Según informó la propia empresa en su blog corporativo, en las próximas semanas los vehículos de Waymo comenzarán a circular por las calles de Múnich, aunque en una primera fase serán conducidos manualmente por personal capacitado con el objetivo de elaborar mapas de alta resolución de la red vial. Posteriormente, el sistema autónomo "Waymo Driver" será probado con conductores de seguridad a bordo antes de iniciar las operaciones comerciales sin intervención humana, un proceso gradual que la compañía ya ha replicado en otras once ciudades donde opera.
Para entonces, la empresa confía en haber completado los trámites regulatorios necesarios ante la Autoridad Federal de Transporte Motorizado de Alemania (KBA), las autoridades estatales y los organismos locales. Waymo aún no dispone de permisos para probar sus vehículos en territorio alemán, según los últimos datos de la KBA citados por TechCrunch, por lo que el calendario anunciado depende en buena medida de la agilidad burocrática.
La apuesta de Waymo por Múnich se apoya en un marco legal pionero: Alemania fue en 2021 el primer país de la UE en legislar sobre vehículos sin conductor de Nivel 4 —el estándar SAE que permite al sistema autónomo asumir por completo la conducción en condiciones definidas sin expectativa de intervención humana—. Actualmente, compañías como Mobileye y Volkswagen ya cuentan con permisos para probar sus vehículos en el país, aunque la mayoría, incluidas las británicas Wayve y la israelí Autobrains, operan únicamente con permisos de Nivel 3, que exige la posibilidad de intervención humana.
El anuncio llega en un contexto de creciente competencia por el mercado europeo de la movilidad autónoma. Waymo prepara también el lanzamiento de su servicio en Londres durante 2026, donde se medirá con Wayve y Uber —socios entre sí— así como con el gigante chino Baidu, que ya ha comenzado pruebas en la capital británica a través de su alianza con Lyft y FreeNow. Precisamente, Uber y Autobrains habían anunciado previamente un programa conjunto de robotaxis para Múnich durante la conferencia tecnológica GTC en Taipéi, lo que anticipa una pugna directa en suelo bávaro.

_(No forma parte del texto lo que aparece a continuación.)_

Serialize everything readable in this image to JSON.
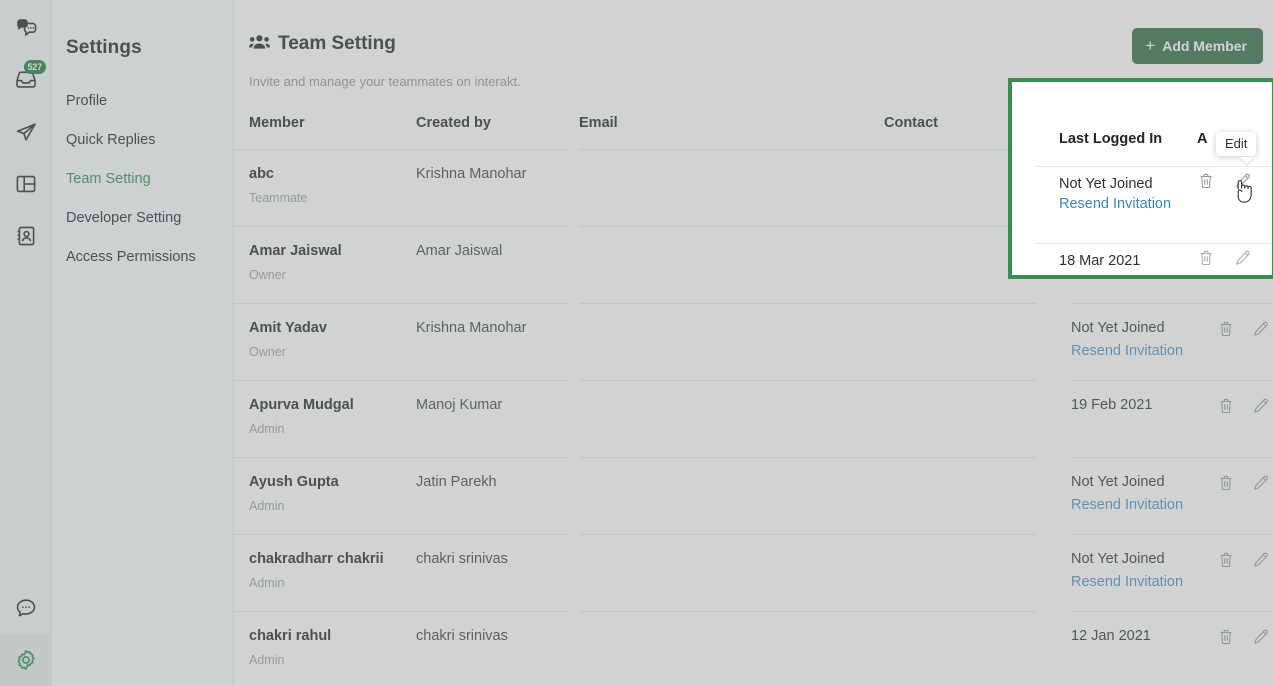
{
  "rail": {
    "icons": [
      {
        "name": "chats-icon",
        "badge": null
      },
      {
        "name": "inbox-icon",
        "badge": "527"
      },
      {
        "name": "send-icon",
        "badge": null
      },
      {
        "name": "layout-icon",
        "badge": null
      },
      {
        "name": "contacts-icon",
        "badge": null
      }
    ],
    "bottom_icons": [
      {
        "name": "help-chat-icon"
      },
      {
        "name": "gear-icon"
      }
    ],
    "badge_color": "#1f7a3d",
    "active_color": "#2e8b57"
  },
  "sidebar": {
    "title": "Settings",
    "items": [
      {
        "label": "Profile",
        "active": false
      },
      {
        "label": "Quick Replies",
        "active": false
      },
      {
        "label": "Team Setting",
        "active": true
      },
      {
        "label": "Developer Setting",
        "active": false
      },
      {
        "label": "Access Permissions",
        "active": false
      }
    ]
  },
  "page": {
    "title": "Team Setting",
    "subtitle": "Invite and manage your teammates on interakt.",
    "add_member_label": "Add Member",
    "add_member_plus": "+",
    "accent_green": "#2f6b41"
  },
  "table": {
    "columns": [
      "Member",
      "Created by",
      "Email",
      "Contact",
      "Last Logged In",
      "Action"
    ],
    "rows": [
      {
        "name": "abc",
        "role": "Teammate",
        "created_by": "Krishna Manohar",
        "email": "",
        "contact": "",
        "last_logged_in": "Not Yet Joined",
        "resend": "Resend Invitation"
      },
      {
        "name": "Amar Jaiswal",
        "role": "Owner",
        "created_by": "Amar Jaiswal",
        "email": "",
        "contact": "",
        "last_logged_in": "18 Mar 2021",
        "resend": ""
      },
      {
        "name": "Amit Yadav",
        "role": "Owner",
        "created_by": "Krishna Manohar",
        "email": "",
        "contact": "",
        "last_logged_in": "Not Yet Joined",
        "resend": "Resend Invitation"
      },
      {
        "name": "Apurva Mudgal",
        "role": "Admin",
        "created_by": "Manoj Kumar",
        "email": "",
        "contact": "",
        "last_logged_in": "19 Feb 2021",
        "resend": ""
      },
      {
        "name": "Ayush Gupta",
        "role": "Admin",
        "created_by": "Jatin Parekh",
        "email": "",
        "contact": "",
        "last_logged_in": "Not Yet Joined",
        "resend": "Resend Invitation"
      },
      {
        "name": "chakradharr chakrii",
        "role": "Admin",
        "created_by": "chakri srinivas",
        "email": "",
        "contact": "",
        "last_logged_in": "Not Yet Joined",
        "resend": "Resend Invitation"
      },
      {
        "name": "chakri rahul",
        "role": "Admin",
        "created_by": "chakri srinivas",
        "email": "",
        "contact": "",
        "last_logged_in": "12 Jan 2021",
        "resend": ""
      }
    ],
    "action_icons": [
      "delete-icon",
      "edit-icon"
    ],
    "link_color": "#4a90c4"
  },
  "highlight": {
    "border_color": "#3d8b4f",
    "header_last_logged": "Last Logged In",
    "header_action_truncated": "A",
    "row1_status": "Not Yet Joined",
    "row1_resend": "Resend Invitation",
    "row2_status": "18 Mar 2021"
  },
  "tooltip": {
    "label": "Edit"
  },
  "cursor": {
    "name": "pointer-hand-cursor"
  }
}
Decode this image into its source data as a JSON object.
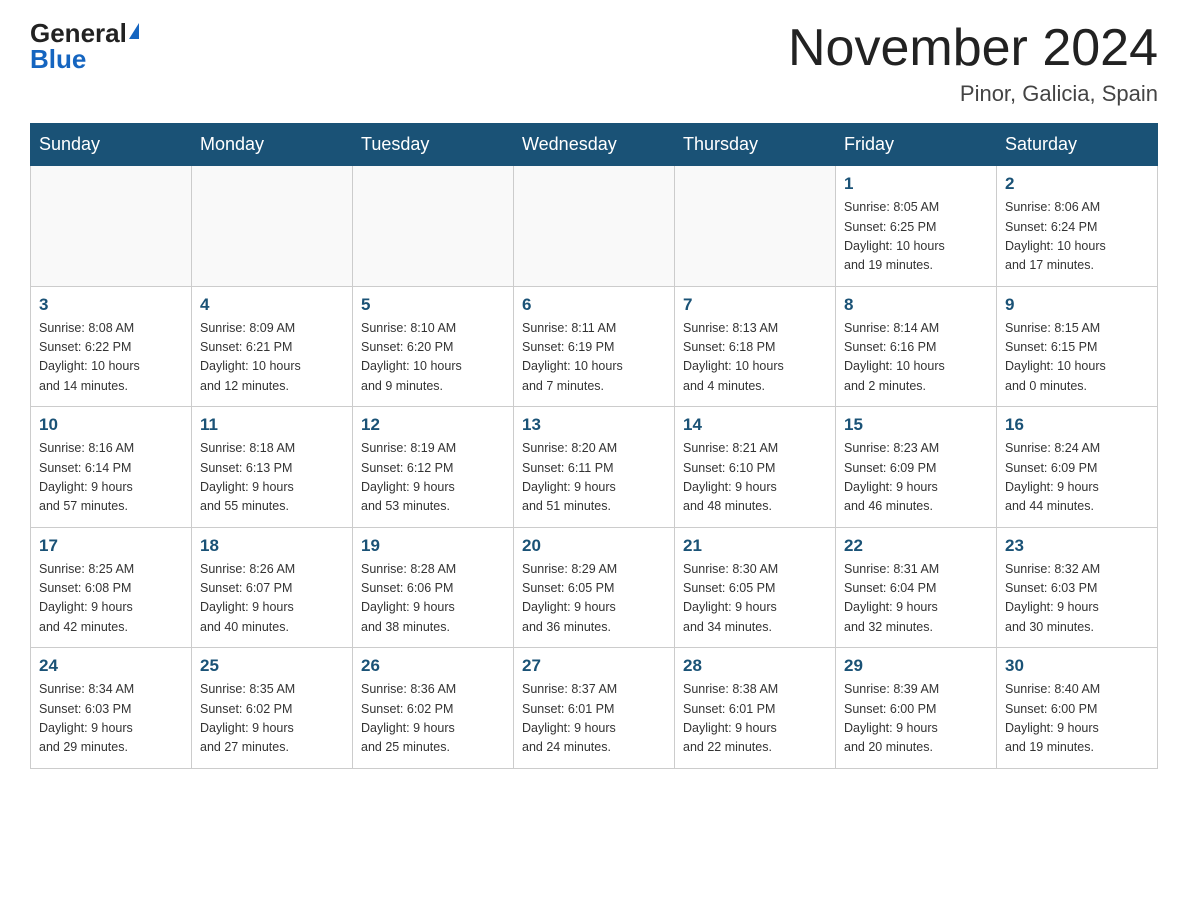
{
  "header": {
    "logo_general": "General",
    "logo_blue": "Blue",
    "title": "November 2024",
    "subtitle": "Pinor, Galicia, Spain"
  },
  "weekdays": [
    "Sunday",
    "Monday",
    "Tuesday",
    "Wednesday",
    "Thursday",
    "Friday",
    "Saturday"
  ],
  "weeks": [
    [
      {
        "day": "",
        "info": ""
      },
      {
        "day": "",
        "info": ""
      },
      {
        "day": "",
        "info": ""
      },
      {
        "day": "",
        "info": ""
      },
      {
        "day": "",
        "info": ""
      },
      {
        "day": "1",
        "info": "Sunrise: 8:05 AM\nSunset: 6:25 PM\nDaylight: 10 hours\nand 19 minutes."
      },
      {
        "day": "2",
        "info": "Sunrise: 8:06 AM\nSunset: 6:24 PM\nDaylight: 10 hours\nand 17 minutes."
      }
    ],
    [
      {
        "day": "3",
        "info": "Sunrise: 8:08 AM\nSunset: 6:22 PM\nDaylight: 10 hours\nand 14 minutes."
      },
      {
        "day": "4",
        "info": "Sunrise: 8:09 AM\nSunset: 6:21 PM\nDaylight: 10 hours\nand 12 minutes."
      },
      {
        "day": "5",
        "info": "Sunrise: 8:10 AM\nSunset: 6:20 PM\nDaylight: 10 hours\nand 9 minutes."
      },
      {
        "day": "6",
        "info": "Sunrise: 8:11 AM\nSunset: 6:19 PM\nDaylight: 10 hours\nand 7 minutes."
      },
      {
        "day": "7",
        "info": "Sunrise: 8:13 AM\nSunset: 6:18 PM\nDaylight: 10 hours\nand 4 minutes."
      },
      {
        "day": "8",
        "info": "Sunrise: 8:14 AM\nSunset: 6:16 PM\nDaylight: 10 hours\nand 2 minutes."
      },
      {
        "day": "9",
        "info": "Sunrise: 8:15 AM\nSunset: 6:15 PM\nDaylight: 10 hours\nand 0 minutes."
      }
    ],
    [
      {
        "day": "10",
        "info": "Sunrise: 8:16 AM\nSunset: 6:14 PM\nDaylight: 9 hours\nand 57 minutes."
      },
      {
        "day": "11",
        "info": "Sunrise: 8:18 AM\nSunset: 6:13 PM\nDaylight: 9 hours\nand 55 minutes."
      },
      {
        "day": "12",
        "info": "Sunrise: 8:19 AM\nSunset: 6:12 PM\nDaylight: 9 hours\nand 53 minutes."
      },
      {
        "day": "13",
        "info": "Sunrise: 8:20 AM\nSunset: 6:11 PM\nDaylight: 9 hours\nand 51 minutes."
      },
      {
        "day": "14",
        "info": "Sunrise: 8:21 AM\nSunset: 6:10 PM\nDaylight: 9 hours\nand 48 minutes."
      },
      {
        "day": "15",
        "info": "Sunrise: 8:23 AM\nSunset: 6:09 PM\nDaylight: 9 hours\nand 46 minutes."
      },
      {
        "day": "16",
        "info": "Sunrise: 8:24 AM\nSunset: 6:09 PM\nDaylight: 9 hours\nand 44 minutes."
      }
    ],
    [
      {
        "day": "17",
        "info": "Sunrise: 8:25 AM\nSunset: 6:08 PM\nDaylight: 9 hours\nand 42 minutes."
      },
      {
        "day": "18",
        "info": "Sunrise: 8:26 AM\nSunset: 6:07 PM\nDaylight: 9 hours\nand 40 minutes."
      },
      {
        "day": "19",
        "info": "Sunrise: 8:28 AM\nSunset: 6:06 PM\nDaylight: 9 hours\nand 38 minutes."
      },
      {
        "day": "20",
        "info": "Sunrise: 8:29 AM\nSunset: 6:05 PM\nDaylight: 9 hours\nand 36 minutes."
      },
      {
        "day": "21",
        "info": "Sunrise: 8:30 AM\nSunset: 6:05 PM\nDaylight: 9 hours\nand 34 minutes."
      },
      {
        "day": "22",
        "info": "Sunrise: 8:31 AM\nSunset: 6:04 PM\nDaylight: 9 hours\nand 32 minutes."
      },
      {
        "day": "23",
        "info": "Sunrise: 8:32 AM\nSunset: 6:03 PM\nDaylight: 9 hours\nand 30 minutes."
      }
    ],
    [
      {
        "day": "24",
        "info": "Sunrise: 8:34 AM\nSunset: 6:03 PM\nDaylight: 9 hours\nand 29 minutes."
      },
      {
        "day": "25",
        "info": "Sunrise: 8:35 AM\nSunset: 6:02 PM\nDaylight: 9 hours\nand 27 minutes."
      },
      {
        "day": "26",
        "info": "Sunrise: 8:36 AM\nSunset: 6:02 PM\nDaylight: 9 hours\nand 25 minutes."
      },
      {
        "day": "27",
        "info": "Sunrise: 8:37 AM\nSunset: 6:01 PM\nDaylight: 9 hours\nand 24 minutes."
      },
      {
        "day": "28",
        "info": "Sunrise: 8:38 AM\nSunset: 6:01 PM\nDaylight: 9 hours\nand 22 minutes."
      },
      {
        "day": "29",
        "info": "Sunrise: 8:39 AM\nSunset: 6:00 PM\nDaylight: 9 hours\nand 20 minutes."
      },
      {
        "day": "30",
        "info": "Sunrise: 8:40 AM\nSunset: 6:00 PM\nDaylight: 9 hours\nand 19 minutes."
      }
    ]
  ]
}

El respaldo político al proyecto no se hizo esperar. Christian Hirte, secretario de Estado parlamentario del Ministerio Federal de Transporte, celebró la decisión como prueba de que "los servicios regulares de movilidad autónoma son posibles en Alemania en régimen ordinario" y reiteró el objetivo de desarrollar esta tecnología "desde Europa". Por su parte, el jefe de la Cancillería de Baviera, Florian Herrmann, destacó la fortaleza del ecosistema local —fabricantes de automóviles, proveedores y un sólido sector de inteligencia artificial— y se comprometió a eliminar barreras regulatorias.

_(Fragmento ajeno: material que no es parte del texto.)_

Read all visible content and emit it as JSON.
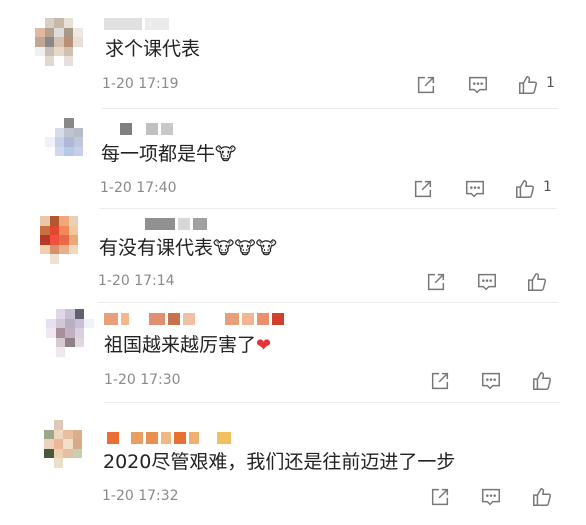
{
  "comments": [
    {
      "text": "求个课代表",
      "time": "1-20 17:19",
      "likes": "1"
    },
    {
      "text": "每一项都是牛",
      "emoji": "🐮",
      "time": "1-20 17:40",
      "likes": "1"
    },
    {
      "text": "有没有课代表",
      "emoji": "🐮🐮🐮",
      "time": "1-20 17:14",
      "likes": ""
    },
    {
      "text": "祖国越来越厉害了",
      "emoji": "❤",
      "time": "1-20 17:30",
      "likes": ""
    },
    {
      "text": "2020尽管艰难，我们还是往前迈进了一步",
      "time": "1-20 17:32",
      "likes": ""
    }
  ],
  "icons": {
    "share": "share-icon",
    "comment": "comment-icon",
    "like": "thumbs-up-icon"
  },
  "colors": {
    "text": "#222222",
    "time": "#8a8a8a",
    "icon": "#777777",
    "heart": "#e5333a"
  }
}
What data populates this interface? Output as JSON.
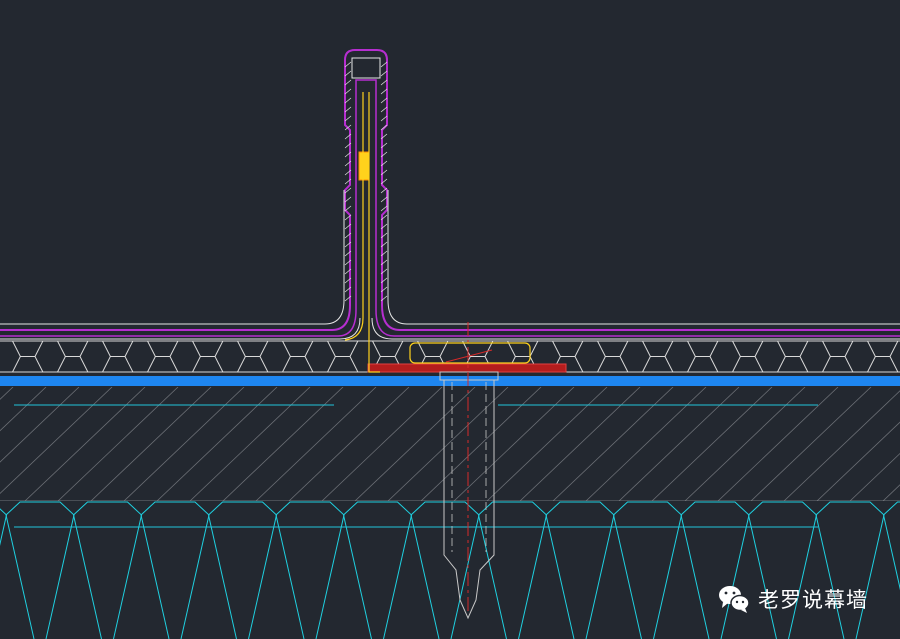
{
  "canvas": {
    "background": "#232830"
  },
  "layers": {
    "panel_outline": "#b62ed0",
    "panel_edge": "#e6e6e6",
    "sealant": "#ffd21c",
    "insulation": "#d9d9d9",
    "membrane": "#1e86f0",
    "deck_line": "#20c5da",
    "clip_plate": "#b41d1d",
    "fastener": "#c8c8c8",
    "centerline": "#d52a2a",
    "hatch": "#8a8d93",
    "purlin": "#1fd0e0"
  },
  "watermark": {
    "icon": "wechat-icon",
    "text": "老罗说幕墙"
  }
}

La co-CEO de Waymo, Tekedra Mawakana, calificó a Múnich como "uno de los principales polos de movilidad y tecnología del mundo" y aseguró que la empresa invertirá en la construcción de una operación local de flotas que generará empleo altamente cualificado. Waymo presume de una trayectoria acumulada de más de 20 millones de trayectos autónomos y más de 350 millones de kilómetros recorridos sin conductor, cifras que, según la compañía, avalan su propuesta.
En respuesta a las preocupaciones sobre privacidad —frecuentes en Europa ante la pertenencia de Waymo al ecosistema de Google—, la compañía ha habilitado una página informativa específica para Alemania donde aborda preguntas frecuentes, incluida la gestión de los datos generados por sus vehículos.
De cumplirse los plazos, Múnich se convertirá hacia finales de 2027 en el primer escenario europeo donde los ciudadanos podrán solicitar un robotaxi sin conductor mediante una aplicación, marcando un hito en la llegada de la movilidad autónoma de Nivel 4 al corazón de la UE.